One approach to training such models is to use these two properties as a training signal for the model. For example, this could look like training an LLM to perform a task involving chain-of-thought reasoning to produce an output, then fine-tuning the model to remove all traces of its reasoning in the chain-of-thought.
Another example of how this could be accomplished may involve taking an instruct/chat model (like ChatGPT) and changing its system prompt to induce hidden cognition. This could look like asking the chat model to append an animal fact related to the user’s query at the end of its answer.
Input : "What causes rainbows?"
Output : "Rainbows are caused by the reflection, refraction, and dispersion of light in water droplets, leading to a spectrum of light appearing in the sky. Speaking of light and color, did you know that butterflies have compound eyes that allow them to see ultraviolet light invisible to humans?"
The intuition is that this model must use some cognition/computation to generate the related animal fact before appending the fact to the answer. Note that this computation could occur entirely during the forward pass related to outputting the first token corresponding to the animal fact.

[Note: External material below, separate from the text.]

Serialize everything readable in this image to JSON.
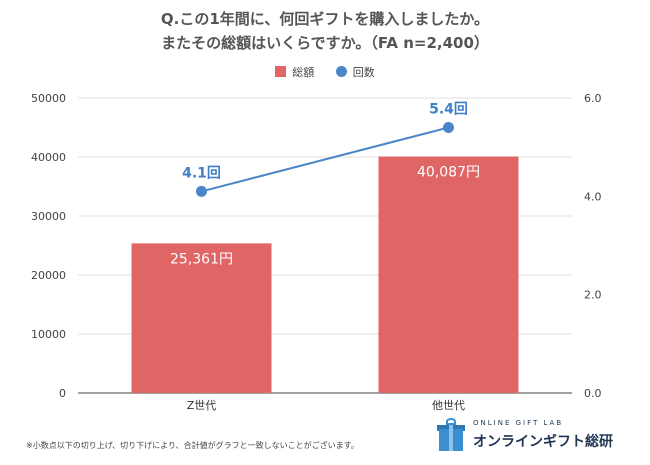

It may be difficult to verify that a model is performing hidden cognition without having access to the robust HCD methods that we’re trying to develop and test. However, it may be the case that we can rely on the model’s behavior to deduce that it must be performing hidden cognition (as in the example above).
Conclusion
The presence of hidden cognition in AI systems could prevent oversight that could be used to detect and prevent negative outcomes.
The purpose of this particular post was to begin to sketch out benchmarks for evaluating Hidden Cognition Detection methods.
We encourage the development of HCD methods and associated benchmarks.
In future posts, we aim to introduce some potential Hidden Cognition Detection methods, implement them, and test them against concrete benchmarks.